Unlike Tube drivers, London’s army of 27,000 bus drivers aren’t employed by Transport for London but by the myriad of private firms who run the services for TfL on pretty lucrative contracts.
There are dozens of differing pay grades and rates across the sector which can be an obstacle for staff looking to move employers without suffering a drop in income, and creates a sense of unfairness among staff who know colleagues within the same company or group are earning more.
The London Assembly’s Labour group yesterday called on Boris “to get staff and employers around the table and to look for a mechanism which will allow TfL to ensure more fair treatment and better terms and conditions of employees within the bus industry.”
However City Hall isn’t keen on it or TfL intervening in what it insists is a row between private sector businesses and their staff.
Yesterday afternoon Boris took to Twitter to say: “For 20 yrs including under Ken these issues have been matter for unions & bus companies – union should call off strike & talk to bus bosses.”
The call for unions to stop their action without any upfront concession is typical of Boris’s pro-business and anti-strike stance and many will be disappointed, though not surprised, that he failed to call for any give on the part of employers in return for avoiding disruption to services.
But while his limited intervention could have been a lot more even-handed, Boris is right to be wary of getting further involved in the dispute.
The last time he did so, Londoners ended up subsiding operators by an additional £8m by funding bonuses for drivers who worked during the Olympics.
It’s hard to see how Boris’s presence around the negotiating table this time wouldn’t lead for calls from both sides for the taxpayer to dig deep once again and help fund a settlement.
And once any Mayor becomes part of a deal, they’ll be the first port of call next time drivers and operators find themselves in dispute. Indeed, there’s a real risk that operators will have an incentive to be stingier in future pay deals in the expectation that City Hall will pay up to avoid yet more strikes.
It’s easy to see why people believe a single set of terms and conditions and a single pay structure is fairer, but the costs of achieving London-wide parity would be so great that if the taxpayer is going to fund it, it only makes sense to do as part of a major overhaul of the contracting arrangements.
We could move to hiring a single company to run the buses – TfL does this already on the London Overground where services are run by LOROL, and on the DLR where it recently appointed Keolis.

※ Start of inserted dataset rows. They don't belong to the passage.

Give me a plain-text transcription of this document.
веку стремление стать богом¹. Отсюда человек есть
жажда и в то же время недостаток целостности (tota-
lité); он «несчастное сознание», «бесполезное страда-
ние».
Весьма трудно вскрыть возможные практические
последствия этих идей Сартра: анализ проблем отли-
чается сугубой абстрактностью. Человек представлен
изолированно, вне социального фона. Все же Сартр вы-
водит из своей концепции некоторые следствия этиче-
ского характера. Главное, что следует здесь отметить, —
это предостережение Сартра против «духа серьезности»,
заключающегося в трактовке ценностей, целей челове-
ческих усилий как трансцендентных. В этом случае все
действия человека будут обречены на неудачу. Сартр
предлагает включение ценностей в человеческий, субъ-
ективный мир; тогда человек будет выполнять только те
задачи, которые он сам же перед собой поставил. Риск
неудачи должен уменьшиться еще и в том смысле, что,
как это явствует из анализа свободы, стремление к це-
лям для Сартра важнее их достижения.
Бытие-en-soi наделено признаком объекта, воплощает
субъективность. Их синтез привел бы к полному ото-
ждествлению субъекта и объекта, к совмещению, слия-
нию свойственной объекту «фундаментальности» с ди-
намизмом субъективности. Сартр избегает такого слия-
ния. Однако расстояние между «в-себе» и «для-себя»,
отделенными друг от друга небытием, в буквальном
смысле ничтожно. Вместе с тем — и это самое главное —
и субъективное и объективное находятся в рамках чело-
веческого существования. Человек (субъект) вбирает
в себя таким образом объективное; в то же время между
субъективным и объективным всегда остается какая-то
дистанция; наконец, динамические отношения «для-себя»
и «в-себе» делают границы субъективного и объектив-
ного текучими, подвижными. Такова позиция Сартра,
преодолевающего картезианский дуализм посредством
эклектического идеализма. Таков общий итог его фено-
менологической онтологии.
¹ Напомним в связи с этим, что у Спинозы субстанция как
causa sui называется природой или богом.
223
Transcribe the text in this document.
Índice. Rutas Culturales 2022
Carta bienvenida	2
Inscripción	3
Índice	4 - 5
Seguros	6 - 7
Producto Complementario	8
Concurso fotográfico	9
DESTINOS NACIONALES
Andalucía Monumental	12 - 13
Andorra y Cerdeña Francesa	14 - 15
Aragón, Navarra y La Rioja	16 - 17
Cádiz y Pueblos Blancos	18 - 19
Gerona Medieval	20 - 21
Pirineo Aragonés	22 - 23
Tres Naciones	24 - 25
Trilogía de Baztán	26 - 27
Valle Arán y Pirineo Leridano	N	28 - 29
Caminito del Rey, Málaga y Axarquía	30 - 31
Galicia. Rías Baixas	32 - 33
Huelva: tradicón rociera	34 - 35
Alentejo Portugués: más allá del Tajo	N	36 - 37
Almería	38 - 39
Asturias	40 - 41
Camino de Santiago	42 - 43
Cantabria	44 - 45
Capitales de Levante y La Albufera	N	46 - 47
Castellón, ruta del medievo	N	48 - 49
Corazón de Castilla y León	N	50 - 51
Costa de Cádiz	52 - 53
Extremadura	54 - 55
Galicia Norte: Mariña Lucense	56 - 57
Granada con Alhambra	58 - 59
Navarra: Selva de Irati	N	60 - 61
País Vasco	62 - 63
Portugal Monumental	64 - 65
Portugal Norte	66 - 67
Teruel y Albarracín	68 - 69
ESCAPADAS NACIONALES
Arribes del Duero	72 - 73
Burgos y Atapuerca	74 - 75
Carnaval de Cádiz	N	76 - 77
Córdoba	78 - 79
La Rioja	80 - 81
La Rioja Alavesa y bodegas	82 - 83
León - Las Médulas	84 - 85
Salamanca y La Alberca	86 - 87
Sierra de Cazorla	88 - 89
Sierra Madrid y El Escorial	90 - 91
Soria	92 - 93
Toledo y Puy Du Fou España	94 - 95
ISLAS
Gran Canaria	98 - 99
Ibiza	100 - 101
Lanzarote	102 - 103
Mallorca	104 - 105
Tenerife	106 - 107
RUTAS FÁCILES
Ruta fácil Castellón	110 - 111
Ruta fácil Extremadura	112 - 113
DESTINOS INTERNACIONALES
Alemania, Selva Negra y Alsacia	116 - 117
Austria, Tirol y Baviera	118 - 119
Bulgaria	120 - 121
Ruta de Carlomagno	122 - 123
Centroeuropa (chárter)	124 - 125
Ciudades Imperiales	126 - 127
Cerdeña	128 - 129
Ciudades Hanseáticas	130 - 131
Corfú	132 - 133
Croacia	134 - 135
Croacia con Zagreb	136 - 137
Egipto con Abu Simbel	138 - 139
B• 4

Or the taxpayer could hire the drivers directly and either assign them to operators – Boris already does this with his New Routemaster buses which belong to TfL – or simply start running services in-house.
Both of these options would represent a big change in how bus services are run and would take time and a lot of public money to implement. But they’d be a more logical and more sustainable solution than ad-hoc Mayoral interventions in disputes between staff and 18 different employers.